Turing’s birthday—June 23, 1912—will be marked by worldwide celebrations. The Association for Computing Machinery is hosting its Turing Centenary Celebration on June 15 and 16 at the Palace Hotel in San Francisco. The program includes individual talks by past A.M. Turing Award winners, as well as some panel events on Alan Turing: the individual, his work and the future of networked computing.

The Turing Award, first given in 1966, is handed out each year to one or more individuals for their contributions of a technical nature to the computing community. The award also includes a US$250,000 prize.

In speaking with past winners of the Turing Award and others who have used his research as a starting point for their own, it is clear that each has been touched by Turing’s research in a different way.

Stephen Wolfram, scientist, inventor, author and business leader, said Turing’s work on universal computation is perhaps the most important work in the field of computing over the last 100 years. Wolfram is the creator of Mathematica, an application for complex computations; the author of “A New Kind of Science”; the creator of Wolfram Alpha, a free-form, natural-language search engine; and the founder and CEO of Wolfram Research.

Science, Wolfram said, is built on layers, so it is hard to trace a single innovation back to the work of a single thought leader. But he said that Turing’s work can be shown to have influenced modern thought on a variety of computing topics. Turing, he said, motivated many to push past what was known.

Wolfram said Turing was the first to clearly understand and explain that software should be possible, that an individual machine could be programmed to do more than one computation.

If Turing had lived, he said, he probably would have discovered the same things Wolfram himself had “a lot of fun discovering.” Universal computation was not always thought of as a serious concept, but Wolfram said he has “taken it more seriously as a foundation, and a large fraction of what [he has] done relies on [the concept].”

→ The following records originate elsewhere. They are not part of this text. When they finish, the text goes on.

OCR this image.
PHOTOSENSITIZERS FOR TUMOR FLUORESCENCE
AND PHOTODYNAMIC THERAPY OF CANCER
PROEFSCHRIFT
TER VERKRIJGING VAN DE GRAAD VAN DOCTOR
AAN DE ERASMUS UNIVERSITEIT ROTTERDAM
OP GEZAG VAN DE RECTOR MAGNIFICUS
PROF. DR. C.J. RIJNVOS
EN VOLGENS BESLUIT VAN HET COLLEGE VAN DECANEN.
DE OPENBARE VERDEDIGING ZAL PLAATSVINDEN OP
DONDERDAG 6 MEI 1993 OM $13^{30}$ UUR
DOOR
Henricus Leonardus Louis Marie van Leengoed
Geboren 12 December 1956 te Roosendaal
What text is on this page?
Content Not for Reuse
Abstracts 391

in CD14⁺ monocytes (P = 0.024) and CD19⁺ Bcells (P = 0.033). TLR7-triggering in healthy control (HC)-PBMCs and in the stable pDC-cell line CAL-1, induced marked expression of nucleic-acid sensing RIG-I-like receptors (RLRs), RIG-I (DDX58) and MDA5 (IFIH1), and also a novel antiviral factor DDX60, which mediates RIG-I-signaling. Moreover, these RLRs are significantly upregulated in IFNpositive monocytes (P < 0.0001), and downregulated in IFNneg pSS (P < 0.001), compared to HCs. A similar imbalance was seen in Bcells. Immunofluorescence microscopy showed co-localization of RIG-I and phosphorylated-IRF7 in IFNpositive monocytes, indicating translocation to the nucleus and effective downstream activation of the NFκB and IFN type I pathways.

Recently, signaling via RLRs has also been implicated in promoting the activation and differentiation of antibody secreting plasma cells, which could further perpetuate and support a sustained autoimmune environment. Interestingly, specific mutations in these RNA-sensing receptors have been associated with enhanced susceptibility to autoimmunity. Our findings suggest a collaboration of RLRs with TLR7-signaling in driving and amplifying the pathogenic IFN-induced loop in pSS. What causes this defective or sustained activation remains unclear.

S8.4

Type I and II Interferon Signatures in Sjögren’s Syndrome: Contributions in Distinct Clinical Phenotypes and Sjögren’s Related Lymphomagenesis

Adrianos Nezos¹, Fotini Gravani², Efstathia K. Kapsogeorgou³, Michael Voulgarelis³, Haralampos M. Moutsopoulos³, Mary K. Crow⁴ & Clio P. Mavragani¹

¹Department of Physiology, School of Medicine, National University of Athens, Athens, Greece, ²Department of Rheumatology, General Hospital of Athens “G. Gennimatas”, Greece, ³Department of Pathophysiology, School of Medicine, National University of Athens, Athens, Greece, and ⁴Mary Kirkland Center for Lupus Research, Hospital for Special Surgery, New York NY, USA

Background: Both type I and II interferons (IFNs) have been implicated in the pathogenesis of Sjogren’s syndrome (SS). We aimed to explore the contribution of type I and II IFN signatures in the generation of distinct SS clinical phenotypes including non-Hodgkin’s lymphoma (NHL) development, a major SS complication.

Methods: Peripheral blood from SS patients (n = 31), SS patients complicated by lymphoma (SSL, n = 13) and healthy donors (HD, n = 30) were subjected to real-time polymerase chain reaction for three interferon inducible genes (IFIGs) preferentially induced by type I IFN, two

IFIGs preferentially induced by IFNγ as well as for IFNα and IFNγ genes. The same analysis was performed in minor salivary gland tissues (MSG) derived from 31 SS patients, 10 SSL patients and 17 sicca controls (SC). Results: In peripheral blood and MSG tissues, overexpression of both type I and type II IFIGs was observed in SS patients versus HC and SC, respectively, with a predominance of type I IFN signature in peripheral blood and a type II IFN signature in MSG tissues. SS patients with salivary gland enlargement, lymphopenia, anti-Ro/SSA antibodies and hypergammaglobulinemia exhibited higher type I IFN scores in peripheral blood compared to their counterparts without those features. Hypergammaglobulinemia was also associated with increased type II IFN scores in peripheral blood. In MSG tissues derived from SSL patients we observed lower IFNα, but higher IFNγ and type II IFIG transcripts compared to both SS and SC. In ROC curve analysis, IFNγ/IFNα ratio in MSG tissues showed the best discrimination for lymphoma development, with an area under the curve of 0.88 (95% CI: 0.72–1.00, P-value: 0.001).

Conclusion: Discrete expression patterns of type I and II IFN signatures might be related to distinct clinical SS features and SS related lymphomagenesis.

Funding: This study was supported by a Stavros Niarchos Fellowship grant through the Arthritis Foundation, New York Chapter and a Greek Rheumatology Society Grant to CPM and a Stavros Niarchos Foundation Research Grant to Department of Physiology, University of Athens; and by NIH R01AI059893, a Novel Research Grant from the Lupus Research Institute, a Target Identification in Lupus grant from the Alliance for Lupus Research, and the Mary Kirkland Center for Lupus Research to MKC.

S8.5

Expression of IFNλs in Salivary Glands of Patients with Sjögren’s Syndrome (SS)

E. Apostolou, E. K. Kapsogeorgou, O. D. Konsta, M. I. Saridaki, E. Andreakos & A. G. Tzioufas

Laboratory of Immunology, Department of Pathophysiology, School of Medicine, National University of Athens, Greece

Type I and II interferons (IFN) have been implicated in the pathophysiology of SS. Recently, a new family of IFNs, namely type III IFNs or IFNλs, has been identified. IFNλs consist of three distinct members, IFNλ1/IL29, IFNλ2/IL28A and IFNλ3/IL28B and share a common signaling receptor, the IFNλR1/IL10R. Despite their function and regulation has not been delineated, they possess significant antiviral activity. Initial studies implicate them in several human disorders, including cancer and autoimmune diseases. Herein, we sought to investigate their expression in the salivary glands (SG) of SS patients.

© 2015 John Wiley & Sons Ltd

This year’s winner, Judea Pearl, a professor of computer science at UCLA, will speak on a panel about human and machine intelligence at the Turing Centenary Celebration. Pearl agreed with Wolfram, adding that the belief that computers can think did not directly influence any one particular innovative computer or software concept; instead, it spawned other technology.

Artificial Intelligence is a very rich field, according to Pearl, adding that it is just in its infancy. There is language translation and speech recognition, but beyond that, AI is not fully developed, in his mind. His work is motivated by his belief that machines can be programmed to think autonomously, so that a computer can “talk” about its own wishes and decisions.

Pearl does believe that “We [in the field of computer science] have come a long way,” but also believed that “we still have a lot to accomplish.” The fact that the industry is reviewing the Turing test of universal computation, and understanding that it is not the end of the road, is a sign that the industry understands that Turing’s legacy is one of constant discovery, he said.

Joseph Sifakis, a winner of the Turing Award in 2007, a professor at École Polytechnique Fédérale de Lausanne in Switzerland, and a panelist on the “Practice in Research and Research in Practice” systems panel at the Turing Centenary, believed that Turing’s legacy goes beyond AI and programming machines to “think.” For him, it is creating machines that “can cope with hazards.”

Hazards, Sifakis said, can be anything from a hack into the system, an environmental disturbance or even a hardware issue—any “unknown threat.” Solving this problem, he said, is crucial for the development of embedded systems, which, he explained, break with traditional computing systems such as desktops and servers.

“Embedded systems must jointly meet technical requirements such as reactivity, that is, responding within a known and bounded delay. Systems must also display autonomy, that is, providing continuous service without human intervention and dependability that is invulnerability to threats including attacks, hardware failures, and software execution errors,” Sifakis explained.

Further, he believed, “In the near future, another anticipated, important landmark will be the advent of the Internet of Things as the result of the convergence between embedded technologies and the Internet (with every object corresponding to a different virtualization, an idea popularized at the end of the 1990s. It is thought that the concept will come to pass once RFID devices have matured). The idea is to use Internet technologies to integrate services provided by hundreds of billions of embedded systems. This will require an upgrade of the Internet infrastructure to make it more secure, safer and reactive.”

All of these thought leaders have been influenced by Turing, as have countless others. Their research, the research of their colleagues, and the research of others in the field of computer science will continue to influence the way systems are created and the way the software industry evolves.

As Wolfram said, it is not in knowing where Turing fits exactly in the puzzle of the birth of the software industry, it is in understanding where the industry has to go beyond his research in order to evolve and, ultimately, survive.